I'm feeling really shit. Pls be gentle!! Lol.
So I posted about finalising a bootycall situation. Last week I met a guy on Bumble. We hit it off. Exchanged numbers & been chatting over WhatsApp & voice notes.
He suggested meeting for a coffee, and I agreed. Couldn't do first day he suggested, so he said today, he'd meet me after he finished work at 4.30 - central London.
So I got ready, put on a dress, did makeup, hair. Drove down there & waited to hear when he left work. Got text at 4.45 saying he was stuck at work & didn't know for how long.

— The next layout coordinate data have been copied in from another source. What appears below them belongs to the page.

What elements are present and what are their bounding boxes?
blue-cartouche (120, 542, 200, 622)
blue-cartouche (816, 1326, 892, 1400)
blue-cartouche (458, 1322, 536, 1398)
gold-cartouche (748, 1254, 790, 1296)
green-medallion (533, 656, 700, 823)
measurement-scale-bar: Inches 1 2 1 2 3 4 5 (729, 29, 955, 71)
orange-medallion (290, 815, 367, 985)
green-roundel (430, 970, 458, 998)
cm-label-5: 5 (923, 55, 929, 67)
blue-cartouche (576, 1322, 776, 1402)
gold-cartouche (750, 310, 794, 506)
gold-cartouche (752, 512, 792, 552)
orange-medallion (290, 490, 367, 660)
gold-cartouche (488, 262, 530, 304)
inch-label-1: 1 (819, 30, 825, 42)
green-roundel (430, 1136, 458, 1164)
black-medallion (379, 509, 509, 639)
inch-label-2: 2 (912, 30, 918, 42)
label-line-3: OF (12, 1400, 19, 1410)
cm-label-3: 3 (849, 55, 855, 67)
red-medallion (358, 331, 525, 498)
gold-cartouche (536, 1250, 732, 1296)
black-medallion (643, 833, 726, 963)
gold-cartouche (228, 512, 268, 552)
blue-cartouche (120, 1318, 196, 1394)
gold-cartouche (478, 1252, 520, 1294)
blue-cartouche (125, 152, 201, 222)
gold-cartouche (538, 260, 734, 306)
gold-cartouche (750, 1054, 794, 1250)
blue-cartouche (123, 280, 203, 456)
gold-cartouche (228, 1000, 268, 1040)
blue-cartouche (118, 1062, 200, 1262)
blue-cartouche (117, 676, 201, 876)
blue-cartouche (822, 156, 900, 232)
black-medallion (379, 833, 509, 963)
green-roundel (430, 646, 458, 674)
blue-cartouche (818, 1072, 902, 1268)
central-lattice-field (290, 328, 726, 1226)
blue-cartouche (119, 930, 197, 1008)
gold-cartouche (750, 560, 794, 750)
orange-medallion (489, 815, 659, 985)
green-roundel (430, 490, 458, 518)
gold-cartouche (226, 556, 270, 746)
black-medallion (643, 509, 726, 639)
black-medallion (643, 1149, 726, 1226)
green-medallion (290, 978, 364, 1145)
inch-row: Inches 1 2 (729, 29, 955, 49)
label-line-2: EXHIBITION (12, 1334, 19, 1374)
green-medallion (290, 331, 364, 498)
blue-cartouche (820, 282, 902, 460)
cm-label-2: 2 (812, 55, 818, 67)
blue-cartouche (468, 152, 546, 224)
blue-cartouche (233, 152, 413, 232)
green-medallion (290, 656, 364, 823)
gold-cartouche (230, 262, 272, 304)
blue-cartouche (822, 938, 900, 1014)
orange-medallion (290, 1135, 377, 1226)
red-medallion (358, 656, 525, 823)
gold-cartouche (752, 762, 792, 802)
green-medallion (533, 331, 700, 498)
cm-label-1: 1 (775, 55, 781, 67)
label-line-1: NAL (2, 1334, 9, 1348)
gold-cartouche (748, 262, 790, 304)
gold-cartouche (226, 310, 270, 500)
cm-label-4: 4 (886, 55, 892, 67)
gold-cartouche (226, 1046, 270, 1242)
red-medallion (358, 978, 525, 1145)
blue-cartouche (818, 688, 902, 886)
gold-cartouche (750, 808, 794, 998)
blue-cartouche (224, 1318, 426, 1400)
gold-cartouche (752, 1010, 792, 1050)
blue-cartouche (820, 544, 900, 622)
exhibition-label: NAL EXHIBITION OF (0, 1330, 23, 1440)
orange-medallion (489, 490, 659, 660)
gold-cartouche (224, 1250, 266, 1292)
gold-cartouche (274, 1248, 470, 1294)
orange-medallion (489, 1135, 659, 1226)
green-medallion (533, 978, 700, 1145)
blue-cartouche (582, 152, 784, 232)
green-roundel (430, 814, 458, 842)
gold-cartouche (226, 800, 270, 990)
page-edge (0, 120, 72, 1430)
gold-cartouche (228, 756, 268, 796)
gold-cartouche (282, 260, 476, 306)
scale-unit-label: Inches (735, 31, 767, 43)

So I asked if he wanted to reschedule - he said prob best as he didn't know how long he would be.
I told him I was already near where he works, and I think he assumed I hadn't yet left. But I had done a bit of shopping, so decided to just go home.
He then texted he still really wanted to meet & hopes I did too & that I'd let him make it up to me. I didn't reply.
But if background (sorry!!) - I haven't been in a relationship in years, I keep meeting guys who only want a shag, and on top of that I struggle as I have borderline personality disorder (if someone upsets me or makes me feel shit, my reaction is to fuck them off).
So - I know I can overreact. I know I can be codependent. Right now I want to cry because I feel so stupid for thinking any decent guy will want me. And I feel like ignoring this guy.
What would you do? Pls be gentle! I know I'm a ducked up twat already!!